What about Celene Dion? Has she completely forgotten her roots?.
Before I get a deluge of letters, let me say that there are many francophones who do give, with the Lucie and André Chagnon Foundation taking the lead.
The problem of course, is that it isn't enough.
Why are Quebec francophones less generous?
There can be no definitive answer to this question, but certainly it goes to a diminished culture of giving.
It's important to note that 32% of Canadian donations are directed towards religious institutions. Quebec francophone's wholesale rejection of the Catholic Church may explain, in part, why donation numbers are so much lower.

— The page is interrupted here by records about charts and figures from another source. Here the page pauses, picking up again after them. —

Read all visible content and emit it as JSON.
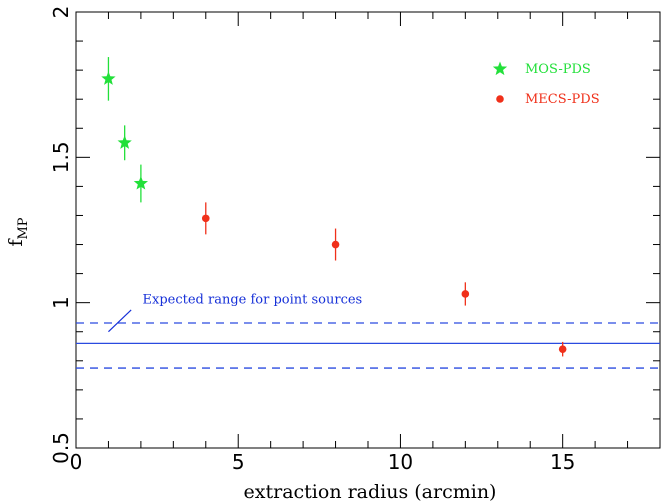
{
  "chart_data": {
    "type": "scatter",
    "xlabel": "extraction radius (arcmin)",
    "ylabel": "f",
    "ylabel_sub": "MP",
    "xlim": [
      0,
      18
    ],
    "ylim": [
      0.5,
      2
    ],
    "xticks": [
      0,
      5,
      10,
      15
    ],
    "yticks": [
      0.5,
      1,
      1.5,
      2
    ],
    "xtick_labels": [
      "0",
      "5",
      "10",
      "15"
    ],
    "ytick_labels": [
      "0.5",
      "1",
      "1.5",
      "2"
    ],
    "grid": false,
    "legend_position": "top-right",
    "series": [
      {
        "name": "MOS-PDS",
        "marker": "star",
        "color": "#22e03a",
        "points": [
          {
            "x": 1.0,
            "y": 1.77,
            "yerr": 0.075
          },
          {
            "x": 1.5,
            "y": 1.55,
            "yerr": 0.06
          },
          {
            "x": 2.0,
            "y": 1.41,
            "yerr": 0.065
          }
        ]
      },
      {
        "name": "MECS-PDS",
        "marker": "circle",
        "color": "#f0301a",
        "points": [
          {
            "x": 4.0,
            "y": 1.29,
            "yerr": 0.055
          },
          {
            "x": 8.0,
            "y": 1.2,
            "yerr": 0.055
          },
          {
            "x": 12.0,
            "y": 1.03,
            "yerr": 0.04
          },
          {
            "x": 15.0,
            "y": 0.84,
            "yerr": 0.025
          }
        ]
      }
    ],
    "reference_lines": {
      "color": "#2a4be0",
      "center": 0.86,
      "lower": 0.775,
      "upper": 0.93
    },
    "annotation": {
      "text": "Expected range for point sources",
      "color": "#1630d8",
      "text_x": 2.05,
      "text_y": 1.0,
      "arrow_from": [
        1.7,
        0.975
      ],
      "arrow_to": [
        1.0,
        0.9
      ]
    }
  }
}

A generation ago, francophones were literally forced by the Catholic Church to donate money, with parish priests visiting homes and extorting money from willing and unwilling congregants. There are few of this generation who don't resent the arm-twisting.
Aside from that, Quebecker's capacity to give is diminished by the elevated tax burden and the inferior family income. This argument however, is weakened when one considers that even Newfoundlanders, poorer than Quebeckers, give more.
Perhaps the real reason for the diminished culture of philanthropy is the effects of the nanny state.
The government has taken over just about all the financial responsibility in regards to raising a family.
Daycare, Medicare, parental leave, pensions, workman's comp, low tuition fees, welfare, unemployment insurance programs all have combined to convince Quebeckers that the government will do it all.
Why not charity?
This attitude is underscored by the reduced personal savings and contributions to RSP and RHESP savings plans demonstrated by francophone Quebeckers as opposed to those in the ROC.
This sense of letting someone else take responsibility goes past charitable contributions. People who depend on others are always less productive and it's no surprise that Quebec also stands just about at the bottom of the North American productivity list.